Hitchcock aux trousses de la mort

Alors que le héros de cinéma classique cherche à résoudre un problème, le héros hitchcockien me fascine car il court au devant des difficultés, et ne trouve en quelque sorte de raison de vivre qu’au coeur du problème. 
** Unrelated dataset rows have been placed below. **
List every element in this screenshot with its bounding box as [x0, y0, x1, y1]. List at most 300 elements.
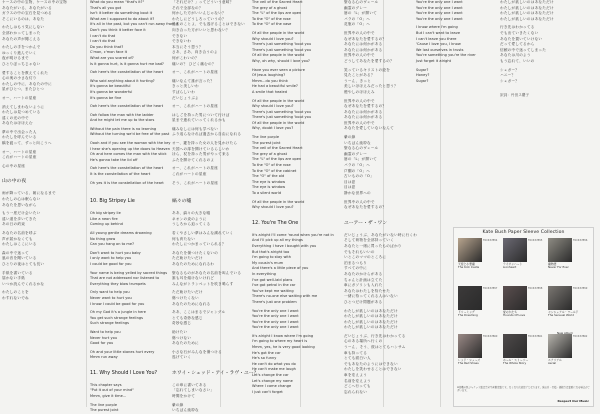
lyric-line: The line purple	[252, 135, 280, 140]
lyric-line: 痛みなしには何も学べない	[172, 126, 219, 131]
catalog-number: TOCP-67858	[528, 287, 543, 290]
lyric-line: それで全部なの？	[172, 5, 203, 10]
lyric-line: But that's alright too	[252, 249, 290, 254]
lyric-line: This chapter says	[90, 382, 122, 387]
lyric-line: できないわ	[172, 39, 192, 44]
lyric-line: Of all the people in the world	[252, 53, 305, 58]
lyric-line: あなたには何かがある	[344, 47, 383, 52]
lyric-line: 「忘れてしまいなさい」	[172, 388, 215, 393]
lyric-line: You're the only one I want	[416, 11, 463, 16]
lyric-line: Why should I love you?	[252, 104, 294, 109]
lyric-line: ただ助けたいだけ	[172, 290, 203, 295]
album-title	[503, 359, 536, 366]
album-title-en: The Whole Story	[503, 361, 527, 366]
album-cover-image	[503, 286, 527, 310]
lyric-line: 橋を渡って、ずっと向こうへ	[2, 141, 52, 146]
lyric-line: あなたを傷つけたくないの	[172, 250, 219, 255]
lyric-line: あなたの声が聞こえる	[2, 36, 41, 41]
lyric-line: Want to help you	[90, 329, 121, 334]
catalog-number: TOCP-67862	[573, 335, 588, 338]
album-title-jp: ライオンハート	[503, 262, 523, 266]
lyric-line: わたしが欲しいのはあなただけ	[344, 308, 398, 313]
lyric-line: いつか読んでくれるかな	[2, 281, 45, 286]
lyric-line: I've got petrol in the car	[252, 283, 296, 288]
lyric-line: わたしを呼んでいる	[2, 135, 37, 140]
album-title-en: Lionheart	[503, 265, 517, 270]
lyric-line: Everything they blow trumpets	[90, 281, 146, 286]
album-title-jp: 愛のかたち	[503, 310, 517, 314]
song-title: 11. Why Should I Love You?	[90, 370, 158, 376]
lyric-line: Of all the people in the world	[252, 30, 305, 35]
lyric-line: The veil of the Sacred Heart	[252, 146, 303, 151]
lyric-line: 遠くの光の中で	[2, 115, 29, 120]
lyric-line: Oh big stripey lie	[90, 211, 121, 216]
lyric-line: Such strange feelings	[90, 321, 129, 326]
lyric-line: We lost ourselves in trusts	[416, 47, 464, 52]
lyric-line: Ooh follow the man with the ladder	[90, 112, 154, 117]
lyric-line: どうしてあなたを愛するの？	[344, 58, 394, 63]
lyric-line: 手紙を書いている	[2, 270, 33, 275]
lyric-line: Don't you think it better face it	[90, 27, 146, 32]
lyric-line: Of all the people in the world	[252, 98, 305, 103]
lyric-line: In everything	[252, 271, 276, 276]
lyric-line: だいじょうぶ、あなたがいない時に行くわ	[344, 232, 418, 237]
lyric-line: 忘れられない	[344, 389, 368, 394]
lyric-line: もう一度だけ会いたい	[2, 211, 41, 216]
lyric-line: You're the only one I want	[416, 0, 463, 4]
lyric-line: Never hurt you	[90, 335, 118, 340]
lyric-line: 心のある場所へ行くの	[344, 339, 383, 344]
album-title	[503, 311, 536, 318]
song-title: ユーアー・ザ・ワン	[344, 220, 388, 226]
lyric-line: あなたには何かがある	[344, 115, 383, 120]
lyric-line: これがハートの星座	[172, 172, 207, 177]
lyric-line: 星まで連れていってくれるかも	[172, 118, 226, 123]
lyric-line: ガラスの中の宝石を見つめる	[2, 11, 52, 16]
lyric-line: わたしが欲しいのはあなただけ	[344, 314, 398, 319]
lyric-line: No thing grow	[90, 236, 116, 241]
lyric-line: 幽霊のグレー	[344, 151, 368, 156]
lyric-line: 戸棚の「O」へ	[344, 168, 371, 173]
album-cover-image	[503, 334, 527, 358]
lyric-line: 奇妙な感じ	[172, 321, 192, 326]
lyric-line: He's got the car	[252, 350, 281, 355]
album-title-en: The Sensual World	[548, 313, 574, 318]
lyric-line: 遠い道を歩いてきた	[2, 216, 37, 221]
lyric-line: 一緒に待ってくれる人はいない	[344, 294, 398, 299]
lyric-line: わたしが欲しいのはあなただけ	[500, 0, 554, 4]
lyric-line: 本当にそう思う？	[172, 44, 203, 49]
lyric-line: あなたを思いながら	[2, 202, 37, 207]
lyric-line: ふたを開けてくれるのよ	[172, 157, 215, 162]
lyric-line: わたしにどうしろっていうの？	[172, 16, 226, 21]
lyric-line: でもそれもいいの	[344, 249, 375, 254]
lyric-line: ふり返らなければ過去から自由になれる	[172, 132, 242, 137]
lyric-line: 天国への扉を開けているらしいわ	[172, 146, 230, 151]
album-cover-item	[548, 334, 588, 366]
lyric-column-jp-1	[2, 0, 84, 407]
album-cover-image	[548, 286, 572, 310]
lyric-line: 車を変えよう	[344, 373, 368, 378]
lyric-line: I know I could be good for you	[90, 301, 145, 306]
lyric-line: 心の中の星座	[2, 163, 26, 168]
lyric-line: C'mon, c'mon face it	[90, 50, 128, 55]
album-cover-item	[458, 238, 498, 270]
lyric-line: And there's a little piece of you	[252, 266, 309, 271]
lyric-line: シュガー？	[500, 78, 520, 83]
lyric-line: 消えてしまわないように	[2, 104, 45, 109]
album-title	[548, 263, 581, 270]
lyric-line: 逃げていく	[172, 355, 192, 360]
lyric-line: Is it gonna hurt, is it gonna hurt me bad?	[90, 61, 164, 66]
lyric-line: What do you mean "that's it?"	[90, 0, 145, 4]
lyric-line: Mmm, yes, he is very good looking	[252, 345, 315, 350]
lyric-line: I'm going to where my heart is	[252, 339, 308, 344]
lyric-line: There's just something 'bout you	[252, 47, 312, 52]
stanza-break	[252, 214, 342, 217]
lyric-line: ああ、縞々の大きな嘘	[172, 211, 211, 216]
lyric-line: とても面白い人	[344, 356, 371, 361]
lyric-line: はしごを持った男について行けば	[172, 112, 230, 117]
lyric-line: できない	[172, 33, 188, 38]
lyric-line: The eye is window	[252, 185, 286, 190]
lyric-line: ひとつだけ問題がある	[344, 299, 383, 304]
lyric-line: It is the constellation of the heart	[90, 172, 151, 177]
lyric-line: 世界中の人の中で	[344, 199, 375, 204]
lyric-line: ただ助けたいだけ	[172, 256, 203, 261]
lyric-line: ちゃんと計画は立てた	[344, 277, 383, 282]
lyric-line: There's no-one else waiting with me	[252, 294, 318, 299]
lyric-line: 花瓶の「O」へ	[344, 22, 371, 27]
lyric-line: 助けたい	[172, 329, 188, 334]
collection-title: Kate Bush Paper Sleeve Collection	[482, 230, 565, 235]
lyric-line: That's all you got	[90, 5, 122, 10]
lyric-line: いちばん純粋な	[172, 408, 199, 413]
lyric-line: 傷つけたくない	[172, 295, 199, 300]
lyric-line: Your name is being yelled by sacred things	[90, 270, 168, 275]
lyric-line: 車も持ってる	[344, 350, 368, 355]
lyric-line: Isn't it better do something bout it	[90, 11, 153, 16]
lyric-line: What are you scared of?	[90, 55, 134, 60]
lyric-line: 時間をかけて	[172, 394, 196, 399]
lyric-line: He had a beautiful smile?	[252, 84, 298, 89]
lyric-line: I can't do that	[90, 33, 116, 38]
lyric-line: ひとりぼっちじゃない	[2, 61, 41, 66]
album-title-en: The Kick Inside	[458, 265, 480, 270]
respect-our-music-logo: Respect Our Music	[557, 399, 589, 403]
lyric-line: You're the only one I want	[416, 16, 463, 21]
lyric-line: あなたはわたしを待たせた	[344, 288, 391, 293]
lyric-line: 夢の中で出会った人	[2, 129, 37, 134]
lyric-line: とても奇妙な感じ	[172, 315, 203, 320]
album-cover-item	[503, 334, 543, 366]
lyric-line: 車にガソリンも入れた	[344, 283, 383, 288]
lyric-line: そして荷物を全部持っていく	[344, 238, 394, 243]
lyric-line: All young gentle dreams drowning	[90, 231, 152, 235]
lyric-line: 唇の「L」が開いて	[344, 11, 378, 16]
lyric-line: 泊まるつもり	[344, 260, 368, 265]
album-title-en: Never For Ever	[548, 265, 569, 270]
lyric-line: He can't make me laugh	[252, 367, 296, 372]
lyric-line: 静かな世界への	[344, 191, 371, 195]
lyric-line: That are not addressed nor listened to	[90, 276, 160, 281]
lyric-line: あなたには何かがある	[344, 109, 383, 114]
lyric-line: これがハートの星座	[2, 155, 37, 160]
lyric-line: 愛することを教えてくれた	[2, 70, 49, 75]
lyric-line: 何がこわいの？	[172, 55, 199, 60]
lyric-line: そう、これがハートの星座	[172, 180, 219, 185]
lyric-line: Let's change the car	[252, 373, 289, 378]
catalog-number: TOCP-67857	[483, 287, 498, 290]
album-cover-item	[503, 286, 543, 318]
lyric-line: Ooh here's the constellation of the heart	[90, 166, 164, 171]
lyric-line: オー、これがハートの星座	[172, 104, 218, 109]
lyric-line: Of all the people in the world	[252, 120, 305, 125]
lyric-line: I'm going to stay with	[252, 255, 292, 260]
lyric-line: He's gonna take the lid off	[90, 157, 138, 162]
lyric-line: What am I supposed to do about it?	[90, 16, 155, 21]
paper-sleeve-collection	[453, 227, 594, 407]
lyric-line: だいじょうぶ、行き先はわかってる	[344, 333, 406, 338]
lyric-line: Of Jesus laughing?	[252, 73, 286, 78]
lyric-column-jp-2	[172, 0, 259, 413]
lyric-line: 紫の線	[172, 402, 184, 407]
lyric-line: Never want to hurt you	[90, 295, 132, 300]
lyric-line: And he might let me up to the stars	[90, 118, 155, 123]
lyric-line: Oh and your little stones hurt every	[90, 349, 155, 354]
lyric-line: わたしが欲しいのはあなただけ	[344, 319, 398, 324]
lyric-line: そこにいるのは、あなた	[2, 16, 45, 21]
lyric-line: わたしはここにいる	[2, 242, 37, 247]
album-title-jp: エアリアル	[548, 358, 562, 362]
album-cover-image	[503, 238, 527, 262]
lyric-line: Can you hang on to me?	[90, 242, 134, 247]
lyric-line: My cousin's mum	[252, 260, 284, 265]
lyric-line: 若くやさしい夢はみんな溺れていく	[172, 231, 234, 235]
lyric-line: You get such strange feelings	[90, 315, 143, 320]
lyric-line: 世界中の人の中で	[344, 120, 375, 125]
lyric-line: I just can't forget	[252, 389, 283, 394]
lyric-line: なぜあなたを愛するの？	[344, 36, 387, 41]
lyric-line: 目は窓	[344, 185, 356, 190]
album-title	[548, 359, 581, 366]
lyric-line: あなたのために	[172, 341, 199, 346]
lyric-line: うーん、そう、彼はとてもハンサム	[344, 345, 406, 350]
lyric-line: Everything I have I bought with you	[252, 243, 317, 248]
album-cover-item	[548, 286, 588, 318]
lyric-line: オー、鍵を持った女の人を見かけたら	[172, 141, 238, 146]
lyric-line: Coming up behind	[90, 222, 123, 227]
album-title-jp: ホール・ストーリー	[503, 358, 529, 362]
lyric-line: 行き先はわかってる	[500, 25, 535, 30]
lyric-line: 「それだけ？」ってどういう意味？	[172, 0, 234, 4]
lyric-line: He can't do what you do	[252, 361, 296, 366]
lyric-line: 名前を変えよう	[344, 378, 371, 383]
lyric-line: You're the only one I want	[252, 314, 299, 319]
lyric-line: あなたを愛していないなんて	[344, 126, 394, 131]
lyric-line: さあ、さあ、向き合うのよ	[172, 50, 218, 55]
lyric-line: オー、ハートの星座	[2, 95, 37, 100]
album-title	[458, 311, 491, 318]
lyric-line: いちばん純粋な	[344, 140, 371, 145]
lyric-line: The purest joint	[90, 408, 119, 413]
lyric-line: Don't want to hurt you baby	[90, 250, 141, 255]
lyric-line: To the "O" of the rose	[252, 163, 291, 168]
lyric-line: うしろから迫ってくる	[172, 222, 211, 227]
lyric-line: Mmm, give it time...	[90, 394, 127, 399]
lyric-line: シュガー？	[500, 67, 520, 72]
lyric-line: わたしは見つめている	[2, 110, 41, 115]
lyric-line: 痛いなんて誰が言った？	[172, 78, 215, 83]
song-title: 12. You're The One	[252, 220, 299, 226]
lyric-line: 美しいほほえみだったと思う？	[344, 84, 398, 89]
lyric-line: ひとりの夜はとても長い	[2, 261, 45, 266]
lyric-line: わたしにつかまっていられる？	[172, 242, 226, 247]
lyric-line: Without the turning we'd be free of the past	[90, 132, 170, 137]
lyric-line: To the "O" of the cabinet	[252, 168, 297, 173]
lyric-line: だって愛してるから	[500, 42, 535, 47]
lyric-line: あの日の約束	[2, 222, 26, 227]
album-title-en: The Red Shoes	[458, 361, 479, 366]
lyric-line: 訳詞：丹田ス慶子	[500, 93, 530, 98]
lyric-line: この章に書いてある	[172, 382, 207, 387]
lyric-line: みんながトランペットを吹き鳴らす	[172, 281, 234, 286]
lyric-line: きっと美しいわ	[172, 84, 199, 89]
lyric-line: And I'll pick up all my things	[252, 238, 303, 243]
lyric-line: 全部わかってしまった	[2, 30, 41, 35]
lyric-line: Sugar?	[416, 67, 429, 72]
lyric-line: あなたは川のよう	[500, 53, 531, 58]
lyric-line: オー、これがハートの星座	[172, 70, 218, 75]
lyric-line: It's gonna be fine	[90, 95, 122, 100]
lyric-line: あなたには何かがある	[344, 42, 383, 47]
lyric-line: 夜が明けるまで	[2, 56, 29, 61]
lyric-line: I know where I'm going	[416, 25, 458, 30]
lyric-line: Mmm run away	[90, 355, 118, 360]
lyric-line: Ooh here's the constellation of the heart	[90, 104, 164, 109]
new-album-badge: New Album	[557, 331, 573, 335]
song-title: 10. Big Stripey Lie	[90, 199, 135, 205]
lyric-line: あなたのかけらがある	[344, 271, 383, 276]
lyric-line: もう忘れて、いいの	[500, 58, 535, 63]
lyric-line: Let's change my name	[252, 378, 293, 383]
lyric-line: You're the only one I want	[252, 319, 299, 324]
lyric-line: You're the only one I want	[416, 5, 463, 10]
catalog-number: TOCP-67854	[483, 239, 498, 242]
lyric-line: I only want to help you	[90, 256, 132, 261]
album-title	[503, 263, 536, 270]
lyric-line: To the "O" of the rose	[252, 16, 291, 21]
lyric-line: なぜあなたを愛するの？	[344, 205, 387, 210]
lyric-line: 紫の線	[344, 135, 356, 140]
lyric-line: すべての中に	[344, 266, 367, 271]
lyric-line: There's just something 'bout you	[252, 115, 312, 120]
lyric-line: It's gonna be beautiful	[90, 84, 131, 89]
lyric-line: オー、これがハートの星座	[172, 166, 218, 171]
lyric-line: 風の音を聞いている	[2, 256, 37, 261]
lyric-line: Just forget it alright	[416, 58, 452, 63]
lyric-line: Oh yes it is the constellation of the heart	[90, 180, 164, 185]
stanza-break	[172, 364, 250, 367]
lyric-line: Oh my God it's a jungle in here	[90, 310, 146, 315]
album-cover-item	[503, 238, 543, 270]
lyric-line: The "L" of the lips are open	[252, 157, 302, 162]
lyric-line: ケースの中の宝物、ケースの中の宝物	[2, 0, 67, 4]
lyric-line: わたしが欲しいのはあなただけ	[500, 5, 554, 10]
lyric-line: 心の奥の小さな灯り	[2, 76, 37, 81]
album-cover-image	[458, 286, 482, 310]
lyric-line: わたしのことを	[2, 290, 29, 295]
lyric-line: あなたのためになれる	[172, 301, 211, 306]
lyric-column-en-2	[252, 0, 342, 407]
lyric-line: バラの「O」へ	[344, 163, 371, 168]
lyric-line: The eye is window	[252, 179, 286, 184]
album-cover-image	[548, 334, 572, 358]
stanza-break	[90, 192, 170, 195]
lyric-line: Have you ever seen a picture	[252, 67, 305, 72]
lyric-line: Why should I love you?	[252, 205, 294, 210]
album-title-jp: レッド・シューズ	[458, 358, 481, 362]
lyric-line: I can't do that	[90, 39, 116, 44]
lyric-line: The grey of a ghost	[252, 151, 288, 156]
lyric-line: I hear she's opening up the doors to Heaven	[90, 146, 171, 151]
lyric-line: But I can't want to leave	[416, 30, 461, 35]
lyric-line: It's all in the past, but you can't run away from it	[90, 22, 179, 27]
lyric-line: 声が届かなくても	[2, 236, 33, 241]
lyric-line: There's just something 'bout you	[252, 42, 312, 47]
lyric-line: The purest joint	[252, 140, 281, 145]
lyric-line: わたしを笑わせることはできない	[344, 367, 402, 372]
catalog-number: TOCP-67860	[483, 335, 498, 338]
lyric-line: 雨が降っている、朝になるまで	[2, 191, 56, 196]
lyric-line: 'Cause I love you, I know	[416, 42, 461, 47]
lyric-line: Honey?	[416, 73, 430, 78]
lyric-line: The "L" of the lips are open	[252, 11, 302, 16]
lyric-line: Oooh and if you see the woman with the key	[90, 141, 171, 146]
lyric-line: I could be good for you	[90, 261, 132, 266]
lyric-line: 届かない手紙	[2, 276, 26, 281]
lyric-line: Oh and here comes the man with the stick	[90, 152, 167, 157]
lyric-line: ゆっくり進んでいく	[2, 50, 37, 55]
lyric-line: The line purple	[90, 402, 118, 407]
lyric-line: 森の中で迷って	[2, 250, 29, 255]
lyric-line: The "O" of the old	[252, 174, 285, 179]
lyric-line: オー、ハートの星座	[2, 149, 37, 154]
album-title-jp: 天使と小悪魔	[458, 262, 475, 266]
lyric-line: It's gonna be wonderful	[90, 89, 133, 94]
lyric-line: 幽霊のグレー	[344, 5, 368, 10]
lyric-line: It's alright I know where I'm going	[252, 333, 314, 338]
lyric-line: 笑っているキリストの絵を	[344, 67, 391, 72]
lyric-line: Like a neon fire	[90, 216, 118, 221]
lyric-line: ああ、ここはまるでジャングル	[172, 310, 226, 315]
lyric-line: To a silent world	[252, 191, 282, 195]
song-title: 山の中の夜	[2, 179, 27, 185]
lyric-line: 世界中の人の中で	[344, 98, 375, 103]
lyric-line: でもあなたのようにはできない	[344, 361, 398, 366]
lyric-line: わたしの中に、あなたの中に	[2, 81, 52, 86]
lyric-line: わたしはもう気にしない	[2, 25, 45, 30]
lyric-line: Good for you	[90, 341, 114, 346]
lyric-line: ほら、杖を持った男がやって来る	[172, 152, 230, 157]
lyric-line: いとこのママのところに	[344, 255, 387, 260]
catalog-number: TOCP-67861	[528, 335, 543, 338]
album-cover-image	[548, 238, 572, 262]
lyric-line: 向き合った方がいいと思わない？	[172, 27, 230, 32]
lyric-line: He's so funny	[252, 356, 277, 361]
lyric-line: Ooh here's the constellation of the heart	[90, 70, 164, 75]
album-title-jp: ドリーミング	[458, 310, 475, 314]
Ingrid Bergman est obligée d’accepter la mission que lui confie le FBI dans Les enchaînés (Notorious, 1946), mais elle est encore plus attirée par l’agent Cary Grant qui la jette dans les bras de l’infâme Claude Rains.Dans Fenêtre sur cour (Rear Window, 1954), James Stewart, immobilisé dans son appartement avec la jambe dans le plâtre, recompose en observant ses voisins le terrible meurtre commis par l’un d’entre eux. Regarde-t-il par la fenêtre pour passer le temps ou parce qu’il est aussi voyeur que chacun d’entre nous ?Après avoir perdu la femme qui l’aimait, interprétée par Kim Novak, dans Sueurs Froides (Vertigo, 1958), James Stewart demande à une femme qui lui ressemble étrangement de s’habiller, se coiffer et prendre les attitudes de la défunte… qui n’est autre qu’elle-même. Mais la reconstitution du meurtre simulé sera pour le coup fatal à Kim Novak. Qui des deux Stewart a-t-il le plus aimé, la femme qui fait semblant de l’aimer car elle est payée pour le faire ou celle qui accepte de se prêter à ce jeu car elle est tombée amoureuse de lui?Comme dit Matthieu Amalric dans Rois et Reines en très belle métaphore de héros shakespearien, “l’homme vit sur une ligne droite, il vit pour mourir”. Hitchcock n’aurait pas dit mieux.